Fisheries species that cannot be reliably identified based on unique morphological features pose a challenge for research, monitoring and management. DNA barcoding, which refers to a standardized procedure for genetic species identification based on the mitochondrial cytochrome oxidase 1 (COl) gene, is an important tool to confront this problem. Here, we present a multi-gene barcoding approach to discriminate two fisheries species flagged as sibling species within the morphologically difficult fish genus Sillago: S analis and S. ciliata. COl revealed low interspecific variation that was insufficient for genetic distance-based species identification. Despite this, one diagnostic site did permit genetic character-based identification. However, four cases of mismatch among morphological identifications (mIDs) and COl barcodes required analysing additional genes and loci. A spot test approach was used to screen five other genes in the mitochondrial genome (mtDNA) and four genes in the nuclear genome (nuDNA). The nuDNA recombination activating gene 2 (RAG2) revealed most diagnostic sites, correctly clustering mIDs of all individuals using both genetic distance- and character-based analysis. Three of four cases of mID/COl mismatches were found to be simultaneous COl /RAG2 (mtDNAuDNA) mismatches indicative of past hybridization. The fourth mID/COl mismatch was found to represent an initial morphological misiden-tification.
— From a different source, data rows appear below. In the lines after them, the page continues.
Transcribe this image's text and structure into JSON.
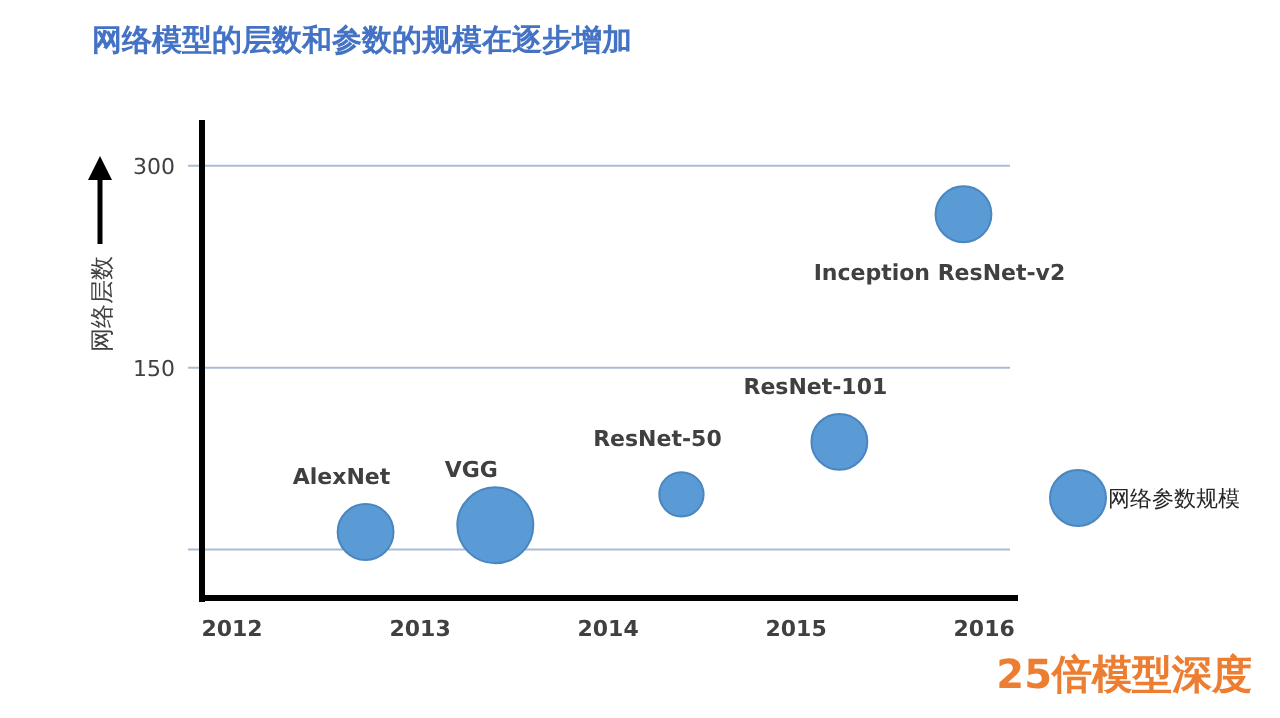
{
  "chart_data": {
    "type": "bubble",
    "title": "网络模型的层数和参数的规模在逐步增加",
    "ylabel": "网络层数",
    "series": [
      {
        "name": "网络参数规模",
        "color": "#5b9bd5",
        "x": [
          2012.71,
          2013.4,
          2014.39,
          2015.23,
          2015.89
        ],
        "values": [
          28,
          33,
          56,
          95,
          264
        ],
        "sizes": [
          0.54,
          1,
          0.34,
          0.54,
          0.54
        ]
      }
    ],
    "annotations": [
      {
        "text": "AlexNet",
        "x": 2012.71,
        "y": 28
      },
      {
        "text": "VGG",
        "x": 2013.4,
        "y": 33
      },
      {
        "text": "ResNet-50",
        "x": 2014.39,
        "y": 56
      },
      {
        "text": "ResNet-101",
        "x": 2015.23,
        "y": 95
      },
      {
        "text": "Inception ResNet-v2",
        "x": 2015.89,
        "y": 264
      },
      "25倍模型深度"
    ],
    "xlim": [
      2011.84,
      2016.18
    ],
    "ylim": [
      -21,
      334
    ],
    "xticks": [
      2012,
      2013,
      2014,
      2015,
      2016
    ],
    "yticks": [
      {
        "value": 15,
        "label": null
      },
      150,
      300
    ],
    "grid": "y",
    "legend": "right",
    "marker": "circle"
  }
}
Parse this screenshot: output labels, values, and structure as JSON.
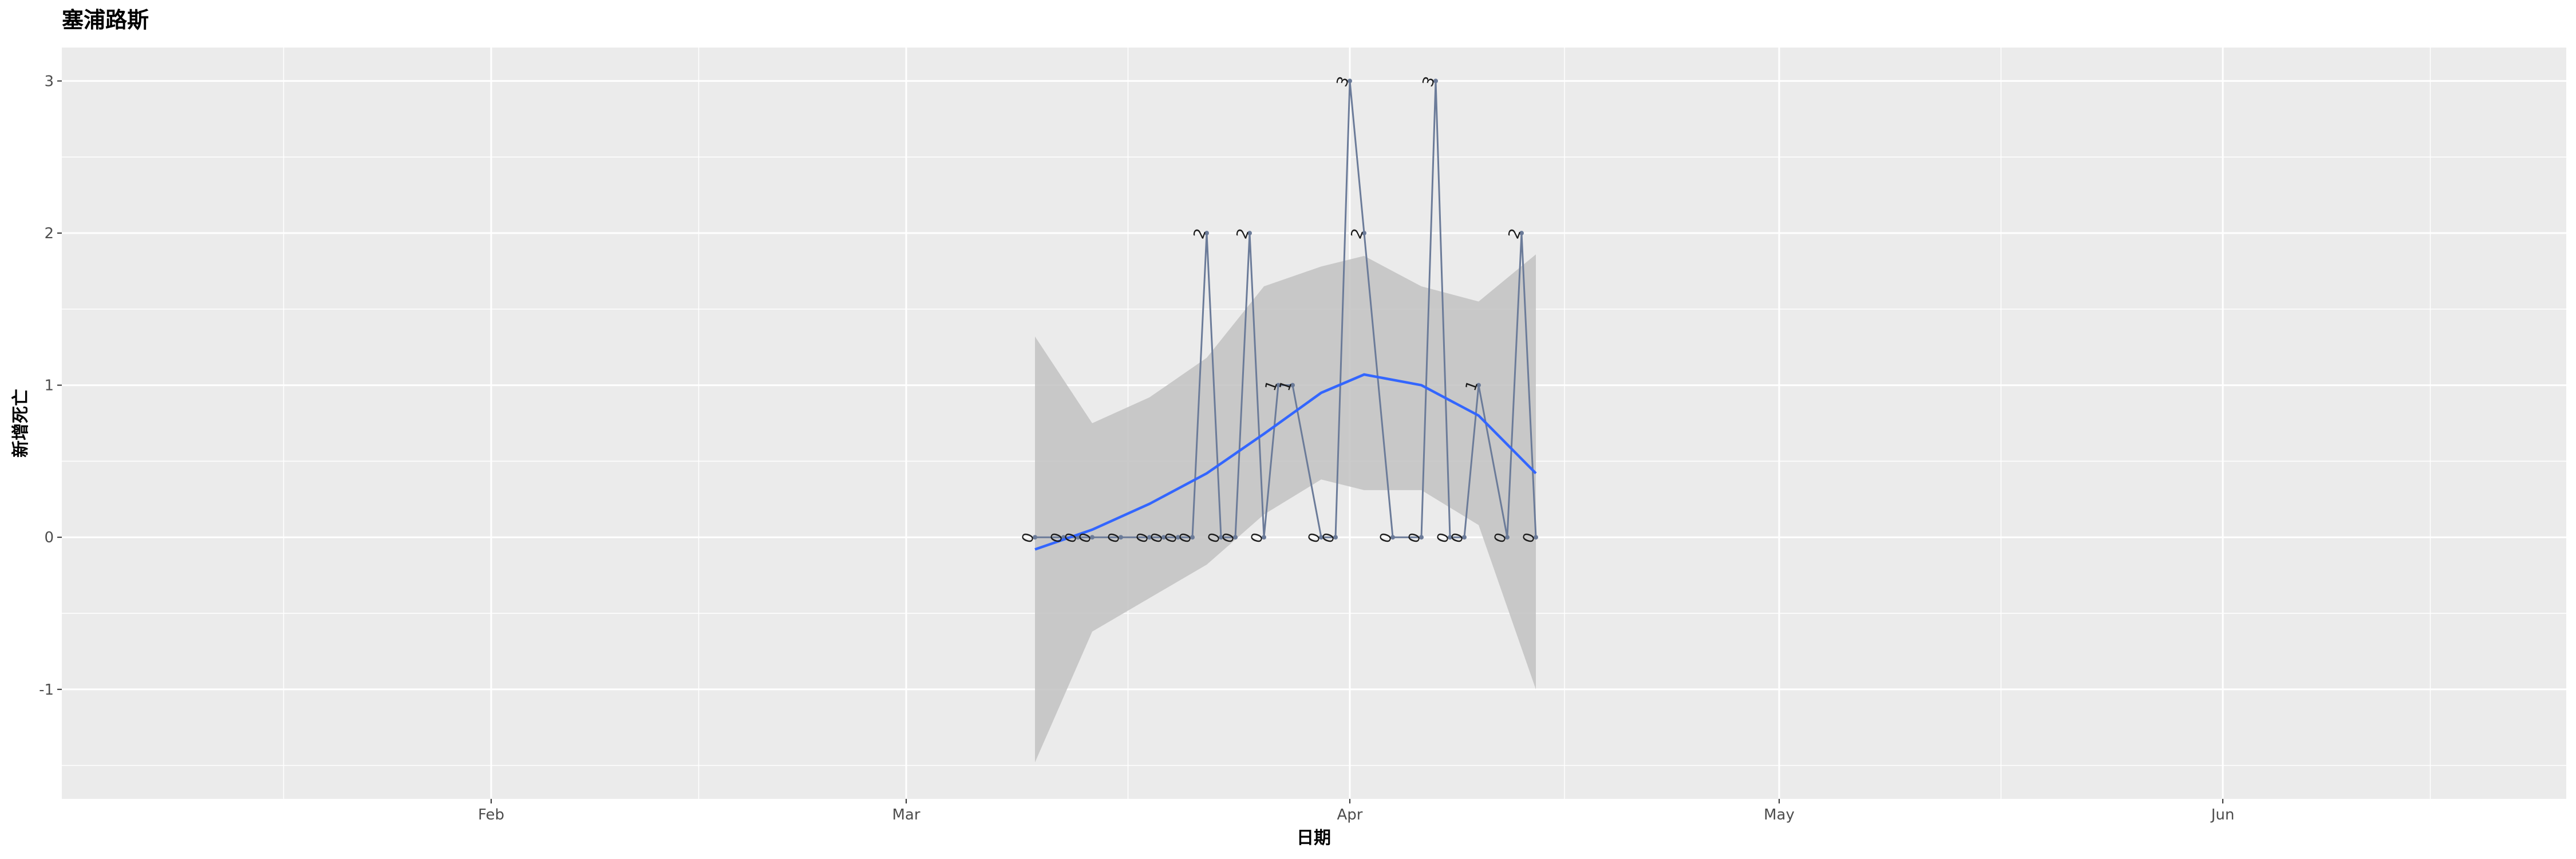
{
  "chart_data": {
    "type": "line",
    "title": "塞浦路斯",
    "xlabel": "日期",
    "ylabel": "新增死亡",
    "x_axis": {
      "type": "date",
      "range": [
        "2020-01-02",
        "2020-06-25"
      ],
      "ticks": [
        {
          "date": "2020-02-01",
          "label": "Feb"
        },
        {
          "date": "2020-03-01",
          "label": "Mar"
        },
        {
          "date": "2020-04-01",
          "label": "Apr"
        },
        {
          "date": "2020-05-01",
          "label": "May"
        },
        {
          "date": "2020-06-01",
          "label": "Jun"
        }
      ]
    },
    "y_axis": {
      "range": [
        -1.72,
        3.22
      ],
      "ticks": [
        {
          "value": -1,
          "label": "-1"
        },
        {
          "value": 0,
          "label": "0"
        },
        {
          "value": 1,
          "label": "1"
        },
        {
          "value": 2,
          "label": "2"
        },
        {
          "value": 3,
          "label": "3"
        }
      ]
    },
    "grid": true,
    "colors": {
      "panel": "#ebebeb",
      "grid": "#ffffff",
      "series_line": "#6b7b99",
      "smooth_line": "#3366ff",
      "ribbon": "#c2c2c2"
    },
    "series": [
      {
        "x": [
          "2020-03-10",
          "2020-03-12",
          "2020-03-13",
          "2020-03-14",
          "2020-03-16",
          "2020-03-18",
          "2020-03-19",
          "2020-03-20",
          "2020-03-21",
          "2020-03-22",
          "2020-03-23",
          "2020-03-24",
          "2020-03-25",
          "2020-03-26",
          "2020-03-27",
          "2020-03-28",
          "2020-03-30",
          "2020-03-31",
          "2020-04-01",
          "2020-04-02",
          "2020-04-04",
          "2020-04-06",
          "2020-04-07",
          "2020-04-08",
          "2020-04-09",
          "2020-04-10",
          "2020-04-12",
          "2020-04-13",
          "2020-04-14"
        ],
        "values": [
          0,
          0,
          0,
          0,
          0,
          0,
          0,
          0,
          0,
          2,
          0,
          0,
          2,
          0,
          1,
          1,
          0,
          0,
          3,
          2,
          0,
          0,
          3,
          0,
          0,
          1,
          0,
          2,
          0
        ]
      }
    ],
    "smooth": {
      "x": [
        "2020-03-10",
        "2020-03-14",
        "2020-03-18",
        "2020-03-22",
        "2020-03-26",
        "2020-03-30",
        "2020-04-02",
        "2020-04-06",
        "2020-04-10",
        "2020-04-14"
      ],
      "fit": [
        -0.08,
        0.05,
        0.22,
        0.42,
        0.68,
        0.95,
        1.07,
        1.0,
        0.8,
        0.42
      ],
      "lower": [
        -1.48,
        -0.62,
        -0.4,
        -0.18,
        0.15,
        0.38,
        0.31,
        0.31,
        0.08,
        -1.0
      ],
      "upper": [
        1.32,
        0.75,
        0.92,
        1.18,
        1.65,
        1.78,
        1.85,
        1.65,
        1.55,
        1.86
      ]
    }
  }
}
Five spot-tested genes, containing either fully or partially diagnostic sites (mtDNA: NADH dehydrogenase 2 [ND2], ATP synthase [ATPase] and cytochrome b; nuDNA: histone protein 3a and ring finger protein 213), confirmed these findings. Based on our preliminary data, we recommend (1) that S. analis and S. ciliata retain their taxonomic status as sibling species with full corresponding recognition as separate management and conservation units, and (2) precautionary management of S. ciliata fisheries until further research into hybridization is carried out. The multi-gene spot test approach and efficient markers (RAG2 in combination with ND2, ATPase or COl) may help identifying other problematic fish species.